Google says all users will soon be able to host free video conferencing on Meet, in a move to make its previously business-only tool into a competitor against Zoom.
Zoom, Skype and Facebook Messenger have all recently rolled out new features to garner more users amid the COVID-19 pandemic as everyone is working and socializing from home.
Meet has always required a Google business or education account for calls, but the company will be opening it up to all Gmail users in the coming weeks.
Although Google has provided free video calling through its Hangouts service, it’s not that popular and it has outdated security measures. Google also has Duo, which is its smartphone video calling app.
The tech giant told Reuters that consumers should use Meet over Hangouts since it is a more secure, reliable and modern service.
“As COVID has impacted everyone’s lives, we felt there was a reason to bring something built for businesses first to everyone,” Google told Reuters.
Calls on Meet go through Google’s servers, which allow it to provide automatic captions and meet legal requirements to share users’ data. It’s important to note that users’ calls will not be stored. Meet will also not use consumer data to advertise to users, including its free users.

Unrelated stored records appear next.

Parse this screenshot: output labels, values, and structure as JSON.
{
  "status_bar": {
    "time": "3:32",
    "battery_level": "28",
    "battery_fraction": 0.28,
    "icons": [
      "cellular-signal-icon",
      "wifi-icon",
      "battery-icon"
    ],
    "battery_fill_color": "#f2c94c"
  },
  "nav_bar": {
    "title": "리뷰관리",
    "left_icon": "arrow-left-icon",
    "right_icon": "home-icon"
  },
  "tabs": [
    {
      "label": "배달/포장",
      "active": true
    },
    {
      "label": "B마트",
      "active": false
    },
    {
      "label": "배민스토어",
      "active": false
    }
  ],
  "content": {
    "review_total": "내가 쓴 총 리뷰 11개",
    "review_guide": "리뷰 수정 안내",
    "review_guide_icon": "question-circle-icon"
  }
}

Similar to Zoom, free calls on Meet are going to be limited to a single host and 100 participants. Skype and Messenger, on the other hand, limit their services to 50 participants.
The tech giant is hoping to deter malicious behaviour by requiring all free users to sign in with a Google account. Users’ names and profile pictures will show up on calls, but Google says their email addresses won’t be visible.
Google’s parent company, Alphabet, recently revealed its Q1 revenue, and executives noted that increasing free services would pay off in the long run by boosting user loyalty.